Every Day Matters

There is a saying that has been kicked around for years: “It is the Super Bowl every day.” So many people have used it, I cannot trace who said it first.

There is even a Twitter hash tag that uses the phrase as a portal. One author added the concept that in life there are no time outs. In this chapter, I wanted to expand on these concepts and look inside the locker room of life.

The concept of each day being the Super Bowl simply refers to the importance of living every day as if it is the most important day we have. Intellectually, we realize that some days are more important than others.

I may kick back for a day and do absolutely nothing productive or important all day (and sometimes getting needed rest is the most productive thing to do), yet to waste a day, or even an hour, is to squander our most important resource in life.

The two things that make something precious are inherent value and scarcity. By those two factors “time” is incredibly valuable because 1) it is all we have, and 2) nobody can get more than 24/7.

That condition is like the Super Bowl. It has a start time and an end time, but in the case of life, there are no reruns and no time outs. The game proceeds only forward and has a finite end.

Of what value is thinking in these dimensions? We often forget the fleeting nature of life, because most of us think we have decades yet to live. That is enough time to achieve numerous accomplishments and build lasting relationships.

Each day, each increment of time, seems insignificant, like a drop in the ocean. It is a mistake to think that way, because once a day is spent, it is gone forever. It is like another grain of sand dropping to the bottom of the hourglass of our life.

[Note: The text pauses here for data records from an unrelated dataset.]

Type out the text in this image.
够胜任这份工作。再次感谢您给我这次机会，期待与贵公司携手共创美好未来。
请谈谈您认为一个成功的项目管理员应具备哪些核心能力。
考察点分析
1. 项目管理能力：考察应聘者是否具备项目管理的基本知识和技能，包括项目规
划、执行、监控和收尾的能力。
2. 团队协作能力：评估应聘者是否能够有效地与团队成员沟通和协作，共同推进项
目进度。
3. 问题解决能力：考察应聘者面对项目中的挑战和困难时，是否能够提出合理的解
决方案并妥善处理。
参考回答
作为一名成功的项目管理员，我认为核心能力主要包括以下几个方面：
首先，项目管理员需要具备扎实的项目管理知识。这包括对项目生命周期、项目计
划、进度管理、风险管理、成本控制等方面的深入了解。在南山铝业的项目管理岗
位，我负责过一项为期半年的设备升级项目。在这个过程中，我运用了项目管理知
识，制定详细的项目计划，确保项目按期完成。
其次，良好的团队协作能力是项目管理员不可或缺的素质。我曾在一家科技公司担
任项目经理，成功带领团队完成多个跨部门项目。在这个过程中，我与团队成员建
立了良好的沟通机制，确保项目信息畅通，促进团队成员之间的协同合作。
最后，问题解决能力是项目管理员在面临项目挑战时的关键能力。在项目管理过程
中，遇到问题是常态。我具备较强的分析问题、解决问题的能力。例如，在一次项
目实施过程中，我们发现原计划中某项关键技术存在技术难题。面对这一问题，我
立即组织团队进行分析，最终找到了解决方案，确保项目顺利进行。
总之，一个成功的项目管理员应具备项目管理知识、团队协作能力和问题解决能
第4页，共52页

But life is not just about doing things. It is about enjoying what we do and building relationships that matter. It is the emotional connection we have with loved ones, not the things we have accomplished or acquired, that occupy our final thoughts as we prepare to leave this world.

I think the analogy of the Super Bowl works here as well. We do not play the game of life alone. We are on a team, surrounded by people we love, who help us play our best game possible.

We have coaches and support people who fix us up when we fall and help us rise to be our best in the game of life. It is how we treat others that determines how well the team plays together. If trust, respect, and love are carried in our hearts, the team will be a strong winning group.

One thing that every human on the planet shares is the knowledge that one day he or she is going to die. If you remember the movie, “Dead Poets Society,” that concept is what Mr. Keating (played by Robin Williams), was trying to instill in the freshmen at the Helton Prep School. It was the notion of “Carpe Diem,” or “seize the day.”

You may recall the riveting scene where Keating had the students line up and look in the trophy case at the pictures of former athletes who were dead and gone: their Super Bowl over.

He pointed out that the only difference between the boys he was addressing and the deceased athletes in the pictures was that the boys were alive that day. What a powerful scene!

See Video story about how the “Carpe Diem” scene saved a strategy meeting

I bring up the concept of carpe diem at the end of every leadership class I teach. I believe it is the responsibility of each of us to approach each day as if it was Super Bowl Sunday, and we are in the game.

Sure, there is time for rest and recuperation, just as winded athletes can sit out a few plays, but even as we rest, the game is still going on.

The good news is that there really is time for most of us to improve our game plan. It takes work, but it is rewarding to modify the future plays to obtain a more successful outcome. We can always foster better relations with the people we love and have more fun.

Every day is the start of a new game. Trust yourself, trust your “team,” and trust that life is playing out in a way that will eventually lead you to reach the goals you have set. The choice is up to each one of us every day. Make the right choice.

Key Concepts for this article
1. Today is the most important day you have.
2. The game always moves forward.
3. There are no time outs—the clock is always ticking.

Exercises For today
1. Intentionally break into your stream of consciousness at least once a day and ask yourself where you are right now. Are you sitting on the bench or are you playing in the game?
2. Are you happy with the job you did on the last play?
3. Do you have a good plan for your next play?
4. How are you treating your teammates who are helping you play the game?
5. Right now, are you playing offense or defense?
6. You have a general idea how much time is on the clock, but what if a fatal blow takes you out of the game early?
7. Have you made the most of the opportunities you have had along the way?
8. What will the spectators and your teammates remember about you and your life when it is over?
9. Visualize a time when you performed at an awesome level. Try to identify what forces enabled that level of performance. This is your personal prescription for greater zest in life.

2 Responses to Every Day Matters

  1. bobvanourek says:

    Another great post, Bob.
    Here are the words I especially liked:
    “But life is not just about doing things. It is about enjoying what we do and building relationships that matter. It is the emotional connection we have with loved ones, not the things we have accomplished or acquired..”
    Thank you.

  2. trustambassador says:

    Thanks for your support, Bob. You are always so helpful.